Un débat ? Quel débat ? où ça un débat ?

Pour ce qu'en rapporte la presse, il y a deux monologues. D'un côté, des opinions et des arguments concernant l'identité nationale. De l'autre, des opinions et des arguments pour refuser tout débat.

Le refus du débat n'est pas une bonne chose. Car il y a réellement un problème de fond, et qu'il est urgent de le résoudre.

Quand j'étais gosse, on parlait déjà de l'immigration, mais dans d'autres termes qu'aujourd'hui. On parlait en particulier d'un «seuil de tolérance» qui, selon les sociologue, ne devait pas être dépassé, sous peine de voir l'assimilation devenir impossible. Suivant les sources, ce seuil était donné entre 10 et 15 %.
En 1966, il y avait déjà beaucoup de français d'origine algérienne, marocaine ou asiatique. Ils s'intégraient, non sans difficulté, mais plutôt bien. Sauf dans les «cités d'urgence», ghettos où  s'entretenaient rancœurs et communautarisme.

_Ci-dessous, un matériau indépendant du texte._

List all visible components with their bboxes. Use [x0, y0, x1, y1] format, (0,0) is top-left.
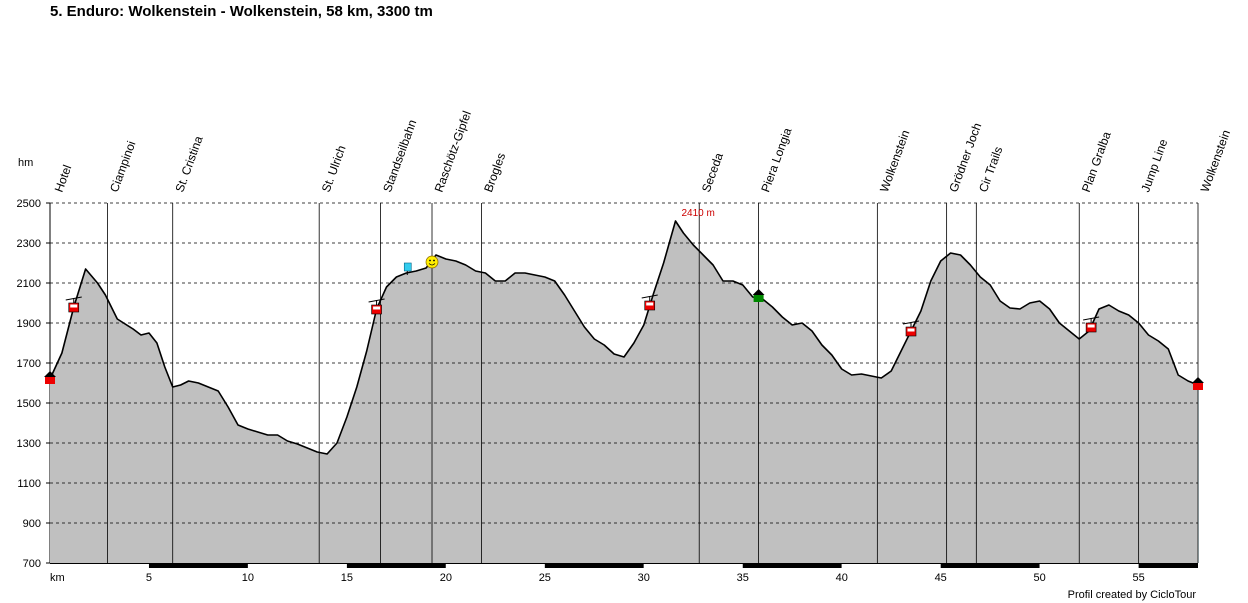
profile-fill	[50, 221, 1198, 563]
y-tick-label: 2500	[17, 198, 41, 210]
house-icon	[1192, 377, 1204, 390]
hut-body	[753, 295, 764, 302]
house-body	[1193, 383, 1203, 390]
x-scale-bar-segment	[445, 564, 545, 568]
x-tick-label: 15	[341, 572, 353, 584]
y-tick-label: 1100	[17, 478, 41, 490]
y-tick-label: 1500	[17, 398, 41, 410]
poi-markers	[44, 255, 1204, 390]
footer-credit: Profil created by CicloTour	[1067, 589, 1196, 601]
flag-icon	[403, 262, 412, 275]
x-tick-label: 30	[638, 572, 650, 584]
cable-car-icon	[1083, 316, 1100, 333]
waypoint-label: Cir Trails	[976, 145, 1005, 194]
house-body	[45, 377, 55, 384]
cable-car-icon	[641, 294, 658, 311]
y-tick-label: 1300	[17, 438, 41, 450]
y-tick-label: 2300	[17, 238, 41, 250]
cabin-window	[1087, 324, 1095, 328]
grid	[50, 202, 1198, 524]
x-tick-label: 35	[737, 572, 749, 584]
hut-icon	[752, 289, 765, 302]
flag-cloth	[403, 262, 412, 272]
x-tick-label: 5	[146, 572, 152, 584]
waypoint-label: Brogles	[481, 151, 508, 194]
x-tick-label: 40	[836, 572, 848, 584]
waypoint-label: Standseilbahn	[380, 118, 419, 194]
x-tick-label: 55	[1132, 572, 1144, 584]
waypoint-label: St. Cristina	[172, 134, 205, 194]
cable-car-icon	[65, 296, 82, 313]
cabin-window	[70, 304, 78, 308]
waypoint-label: Raschötz-Gipfel	[432, 109, 474, 194]
profile-line	[49, 220, 1199, 455]
y-tick-label: 1900	[17, 318, 41, 330]
x-scale-bar-segment	[148, 564, 248, 568]
peak-label: 2410 m	[681, 208, 714, 219]
x-tick-label: 10	[242, 572, 254, 584]
smiley-eye	[429, 259, 431, 262]
waypoint-label: Piera Longia	[758, 126, 794, 194]
smiley-eye	[433, 259, 435, 262]
x-scale-bar-segment	[643, 564, 743, 568]
x-scale-bar-segment	[346, 564, 446, 568]
x-scale-bar-segment	[50, 564, 149, 568]
waypoint-label: Ciampinoi	[107, 139, 138, 194]
x-tick-label: 45	[935, 572, 947, 584]
hut-roof	[752, 289, 765, 295]
y-tick-label: 2100	[17, 278, 41, 290]
waypoint-label: Seceda	[699, 151, 726, 194]
profile-area	[49, 220, 1199, 563]
waypoint-label: Wolkenstein	[1198, 128, 1233, 194]
cabin-window	[907, 328, 915, 332]
cable-car-icon	[368, 298, 385, 315]
chart-title: 5. Enduro: Wolkenstein - Wolkenstein, 58…	[50, 3, 433, 20]
house-roof	[44, 371, 56, 377]
x-tick-label: 20	[440, 572, 452, 584]
x-scale-bar-segment	[1138, 564, 1198, 568]
x-scale-bar-segment	[742, 564, 842, 568]
waypoint-label: Plan Gralba	[1079, 129, 1114, 194]
waypoint-lines	[107, 203, 1199, 563]
x-scale-bar-segment	[841, 564, 941, 568]
y-tick-label: 900	[23, 518, 41, 530]
x-tick-label: 50	[1034, 572, 1046, 584]
y-tick-label: 1700	[17, 358, 41, 370]
x-scale-bar-segment	[1039, 564, 1139, 568]
y-axis-label: hm	[18, 157, 33, 169]
smiley-face	[425, 255, 439, 269]
smiley-icon	[425, 255, 439, 269]
waypoint-label: Wolkenstein	[877, 128, 912, 194]
x-scale-bar-segment	[247, 564, 347, 568]
cable-car-icon	[902, 320, 920, 337]
house-roof	[1192, 377, 1204, 383]
x-scale-bar-segment	[544, 564, 644, 568]
x-scale-bar-segment	[940, 564, 1040, 568]
smiley-mouth	[428, 263, 436, 266]
house-icon	[44, 371, 56, 384]
cabin-window	[646, 302, 654, 306]
x-axis-label: km	[50, 572, 65, 584]
y-tick-label: 700	[23, 558, 41, 570]
waypoint-label: Jump Line	[1138, 137, 1170, 194]
waypoint-label: Hotel	[52, 163, 75, 194]
x-tick-label: 25	[539, 572, 551, 584]
cabin-window	[373, 306, 381, 310]
waypoint-label: St. Ulrich	[319, 143, 349, 194]
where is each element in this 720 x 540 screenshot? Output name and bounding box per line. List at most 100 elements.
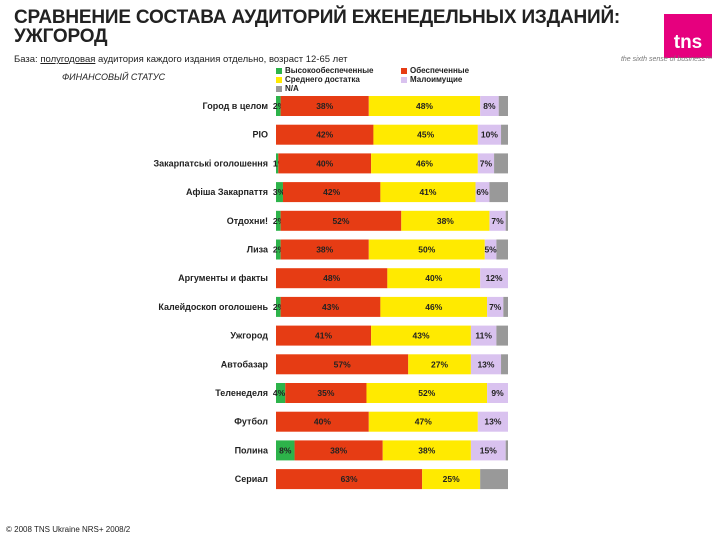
bar-segment-na bbox=[496, 239, 508, 260]
bar-segment-na bbox=[503, 296, 508, 317]
data-label: 2% bbox=[273, 245, 286, 255]
legend-item-high: Высокообеспеченные bbox=[276, 66, 373, 75]
category-label: Ужгород bbox=[230, 331, 268, 341]
category-label: Сериал bbox=[235, 474, 269, 484]
data-label: 43% bbox=[412, 331, 429, 341]
bar-segment-low bbox=[489, 210, 506, 231]
bar-segment-middle bbox=[401, 210, 490, 231]
bar-segment-secured bbox=[278, 153, 372, 174]
legend-label-na: N/A bbox=[285, 84, 299, 93]
data-label: 50% bbox=[418, 245, 435, 255]
category-label: Город в целом bbox=[203, 101, 269, 111]
data-label: 7% bbox=[489, 302, 502, 312]
bar-segment-middle bbox=[368, 411, 478, 432]
bar-segment-middle bbox=[368, 96, 481, 116]
bar-segment-high bbox=[276, 239, 281, 260]
bar-segment-secured bbox=[276, 124, 374, 145]
category-label: Лиза bbox=[247, 245, 269, 255]
data-label: 38% bbox=[437, 216, 454, 226]
data-label: 8% bbox=[483, 101, 496, 111]
data-label: 8% bbox=[279, 445, 292, 455]
data-label: 46% bbox=[416, 158, 433, 168]
data-label: 12% bbox=[486, 273, 503, 283]
legend-item-secured: Обеспеченные bbox=[401, 66, 469, 75]
bar-segment-na bbox=[505, 210, 508, 231]
category-label: Закарпатські оголошення bbox=[153, 158, 268, 168]
data-label: 42% bbox=[323, 187, 340, 197]
legend-swatch-high bbox=[276, 67, 282, 74]
base-note: База: полугодовая аудитория каждого изда… bbox=[14, 54, 348, 65]
bar-segment-low bbox=[477, 124, 502, 145]
bar-segment-high bbox=[276, 182, 283, 203]
legend-item-middle: Среднего достатка bbox=[276, 75, 360, 84]
data-label: 25% bbox=[443, 474, 460, 484]
bar-segment-middle bbox=[371, 325, 471, 346]
bar-segment-secured bbox=[276, 411, 369, 432]
bar-segment-middle bbox=[387, 268, 481, 289]
data-label: 15% bbox=[480, 445, 497, 455]
data-label: 46% bbox=[425, 302, 442, 312]
data-label: 2% bbox=[273, 101, 286, 111]
data-label: 7% bbox=[480, 158, 493, 168]
category-label: Афіша Закарпаття bbox=[186, 187, 268, 197]
data-label: 6% bbox=[476, 187, 489, 197]
data-label: 43% bbox=[322, 302, 339, 312]
legend-swatch-secured bbox=[401, 67, 407, 74]
data-label: 13% bbox=[484, 417, 501, 427]
bar-segment-high bbox=[276, 153, 279, 174]
bar-segment-na bbox=[496, 325, 508, 346]
category-label: Калейдоскоп оголошень bbox=[158, 302, 268, 312]
bar-segment-high bbox=[276, 296, 281, 317]
base-prefix: База: bbox=[14, 54, 38, 65]
data-label: 3% bbox=[273, 187, 286, 197]
legend-label-secured: Обеспеченные bbox=[410, 66, 470, 75]
bar-segment-low bbox=[480, 96, 499, 116]
category-label: Аргументы и факты bbox=[178, 273, 268, 283]
data-label: 45% bbox=[417, 130, 434, 140]
bar-segment-low bbox=[487, 383, 508, 403]
bar-segment-high bbox=[276, 96, 281, 116]
bar-segment-low bbox=[470, 325, 497, 346]
bar-segment-na bbox=[498, 96, 508, 116]
legend-item-na: N/A bbox=[276, 84, 299, 93]
data-label: 38% bbox=[316, 245, 333, 255]
tagline: the sixth sense of business™ bbox=[620, 56, 712, 63]
legend-swatch-na bbox=[276, 85, 282, 92]
legend-swatch-low bbox=[401, 76, 407, 83]
data-label: 5% bbox=[484, 245, 497, 255]
data-label: 38% bbox=[316, 101, 333, 111]
bar-segment-low bbox=[480, 268, 508, 289]
bar-segment-na bbox=[494, 153, 508, 174]
data-label: 40% bbox=[316, 158, 333, 168]
bar-segment-low bbox=[470, 354, 502, 375]
category-label: Полина bbox=[235, 445, 269, 455]
base-rest: аудитория каждого издания отдельно, возр… bbox=[98, 54, 348, 65]
bar-segment-low bbox=[477, 411, 508, 432]
data-label: 48% bbox=[416, 101, 433, 111]
bar-segment-secured bbox=[280, 296, 381, 317]
bar-segment-secured bbox=[276, 268, 388, 289]
bar-segment-secured bbox=[276, 469, 423, 490]
legend-label-high: Высокообеспеченные bbox=[285, 66, 374, 75]
data-label: 47% bbox=[415, 417, 432, 427]
data-label: 35% bbox=[317, 388, 334, 398]
bar-segment-secured bbox=[294, 440, 383, 461]
bar-segment-middle bbox=[368, 239, 485, 260]
bar-segment-high bbox=[276, 210, 281, 231]
bar-segment-secured bbox=[285, 383, 367, 403]
data-label: 63% bbox=[341, 474, 358, 484]
category-label: Автобазар bbox=[221, 359, 269, 369]
data-label: 13% bbox=[477, 359, 494, 369]
bar-segment-high bbox=[276, 383, 286, 403]
bar-segment-low bbox=[475, 182, 490, 203]
bar-segment-high bbox=[276, 440, 295, 461]
bar-segment-secured bbox=[282, 182, 381, 203]
category-label: Футбол bbox=[234, 417, 268, 427]
data-label: 9% bbox=[491, 388, 504, 398]
data-label: 4% bbox=[273, 388, 286, 398]
bar-segment-middle bbox=[408, 354, 471, 375]
legend-swatch-middle bbox=[276, 76, 282, 83]
bar-segment-low bbox=[470, 440, 506, 461]
bar-segment-middle bbox=[371, 153, 478, 174]
data-label: 10% bbox=[481, 130, 498, 140]
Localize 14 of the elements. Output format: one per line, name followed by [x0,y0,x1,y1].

Cecile Duflot stigmatise le terme «issu de l'immigration. Elle a tort. Car il y a aujourd'hui un profond hiatus entre les jeunes français, quelles que soient leurs origines familiales, qui se disent, se pensent français, et ceux, trop nombreux, qui ont honte de leur nationalité française, et se raccrochent au pays d'orignie de leurs parents. Pour ces derniers, la France reste un pays d'immigration, qu'ils n'aiment pas, qu'ils méprisent ouvertement et souvent violemment. Ce sont eux qui se sentent, qui se disent, avec d'autres mot, issus de l'immigration.
J'ai observé quotidiennement ces comportements dans mon ancien collège, et j'ai vu de mes yeux que le racisme n'etait pas seulement le fait de jeunes français.

Quel doit être le comportement de la collectivité face à cette attitude de mépris souvent agressif, parfois violent ? Que signifie pour ces jeunes «être fançais» ? Que faire pour qu'ils souffrent moins et acceptent de s'intégrer à la collectivité nationale ? Voilà, à mes yeux, les enjeux de ce débat.